Just appointed to the Executive Office of Secretary-General Kurt Waldheim, Thérèse had already worked for a year-and-a-half under the Conference’s Secretary-General, Maurice Strong (Canada) in Geneva, and had transferred to New York with the understanding that she would resume her duties during the Conference. “All staff on the team sensed we were making history,” Thérèse recalls.

As recorded in the 1972 Yearbook of the United Nations (pp. 318–25), Strong conceived the Conference as launching a new movement to free humanity from environmental risks of its own making. Such a movement towards a peaceful, habitable and just planet entailed liberation from the destructive forces of mass poverty, racial prejudice, economic injustice and the technologies of modern warfare.

According to Thérèse, “we knew we were breaking new ground, and that we were opening new paths that would change humanity’s ways and our planet’s destiny.” In the end, she says, the Conference succeeded in “associating countries of the North and the South around common visions”—although at first some suspected that “now that they had polluted the world, industrialized countries would not agree to clean the mess they created, and would request that the South not add to it.” The Conference was headed for a deadlock, Thérèse recalls, but a speech by Indian Prime Minister Indira Gandhi saved the day by encapsulating the spirit of the Conference in the declaration that fighting poverty was the best way to protect the environment.

At the time, there was media criticism of the inability of Member States to agree on goals and objectives. A Miami News report of 19 June 1972, however, considered the Conference “successful and significant” simply because it occurred. “Five years ago,” said the News, “there could not conceivably have been such an event. That it has happened now shows how the environment has entered the political consciousness of the world. It is going to stay there.”

One Conference outcome was the founding of World Environment Day on 5 June. Following the Conference, the General Assembly passed 11 resolutions on environmental issues, also establishing the UN Environment Programme (UNEP) to enhance UN collaboration in protecting the environment.

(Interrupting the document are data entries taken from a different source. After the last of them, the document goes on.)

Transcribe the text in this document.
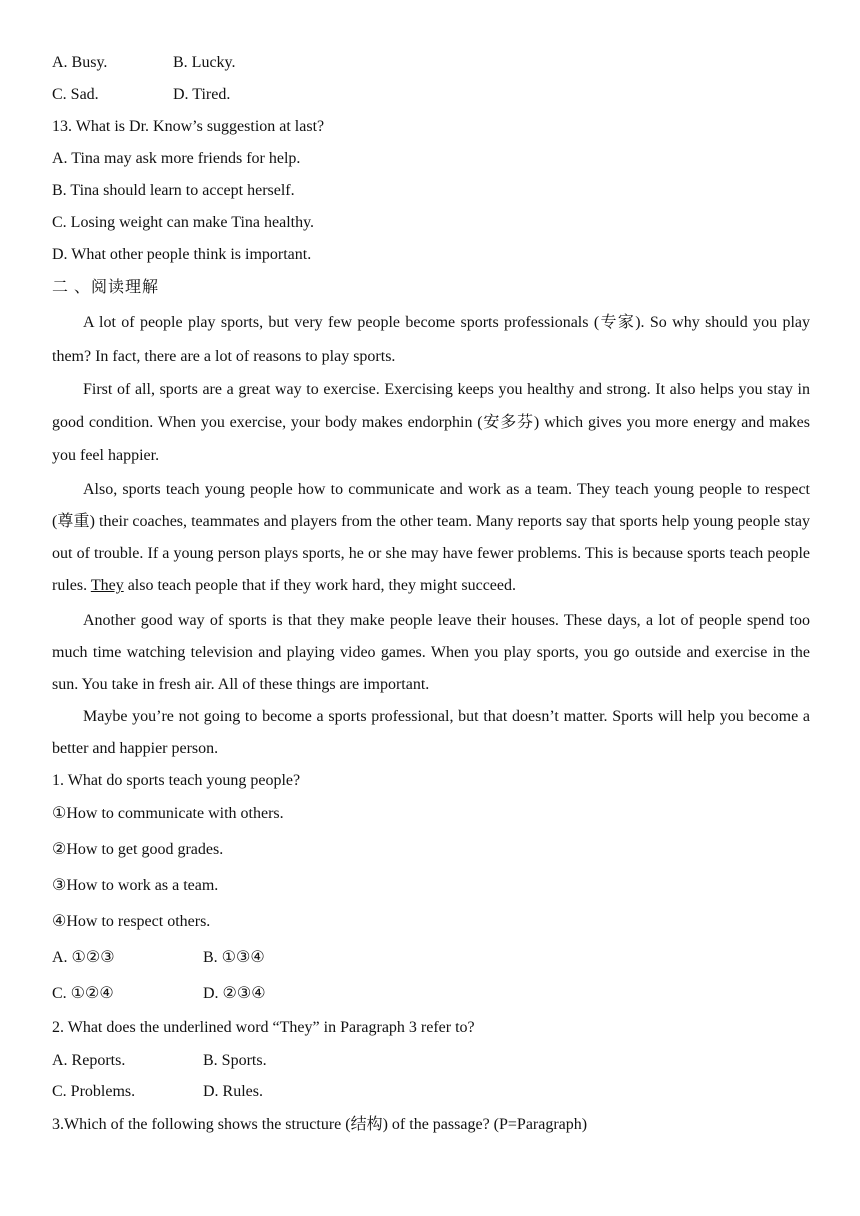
A. Busy.	B. Lucky.
C. Sad.	D. Tired.
13. What is Dr. Know’s suggestion at last?
A. Tina may ask more friends for help.
B. Tina should learn to accept herself.
C. Losing weight can make Tina healthy.
D. What other people think is important.
二 、阅读理解
A lot of people play sports, but very few people become sports professionals (专家). So why should you play them? In fact, there are a lot of reasons to play sports.
First of all, sports are a great way to exercise. Exercising keeps you healthy and strong. It also helps you stay in good condition. When you exercise, your body makes endorphin (安多芬) which gives you more energy and makes you feel happier.
Also, sports teach young people how to communicate and work as a team. They teach young people to respect (尊重) their coaches, teammates and players from the other team. Many reports say that sports help young people stay out of trouble. If a young person plays sports, he or she may have fewer problems. This is because sports teach people rules. They also teach people that if they work hard, they might succeed.
Another good way of sports is that they make people leave their houses. These days, a lot of people spend too much time watching television and playing video games. When you play sports, you go outside and exercise in the sun. You take in fresh air. All of these things are important.
Maybe you’re not going to become a sports professional, but that doesn’t matter. Sports will help you become a better and happier person.
1. What do sports teach young people?
①How to communicate with others.
②How to get good grades.
③How to work as a team.
④How to respect others.
A. ①②③	B. ①③④
C. ①②④	D. ②③④
2. What does the underlined word “They” in Paragraph 3 refer to?
A. Reports.	B. Sports.
C. Problems.	D. Rules.
3.Which of the following shows the structure (结构) of the passage? (P=Paragraph)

Mainstreaming ‘sustainable development’

In 1980, the concept of “sustainable development” first appeared in the Yearbook—in the context of the International Development Strategy for the Second United Nations Development Decade, with its aim of an “environmentally sustainable process”—as in resolution 35/74, part of the General Assembly’s support for integrating environmental concerns into development programmes (see YUN 1980, pp. 497, 719 & 724). Two years later, recognizing the importance of protecting natural resources in the interest of present and future generations, the Assembly adopted the World Charter for Nature (Earth Charter), which stipulated that resources “shall be managed to achieve optimum sustainable productivity” and that “nature shall be secured against degradation” (YUN 1982, p. 1025–25). ‘Sustainable development’ continued to take shape after the World Commission on Environment and Development, convened by the UN in 1983, defined it as meeting “the needs of the present without compromising the ability of future generations to meet their own needs.”

Outlook on Rio+20

Looking ahead, Thérèse acknowledges that current economic and financial crises entail that Rio+20 will take place in a difficult context—one in which leaders tend to give priority to the economy and the short term. “That being said,” she observes, “there is worldwide understanding that something must be done to protect the environment and biodiversity and limit climate change. We all expect that at least Rio+20 will adopt new Sustainable Development Goals. This would be a useful outcome as these ‘SDGs’ would offer a new road map for the States and peoples of the world.”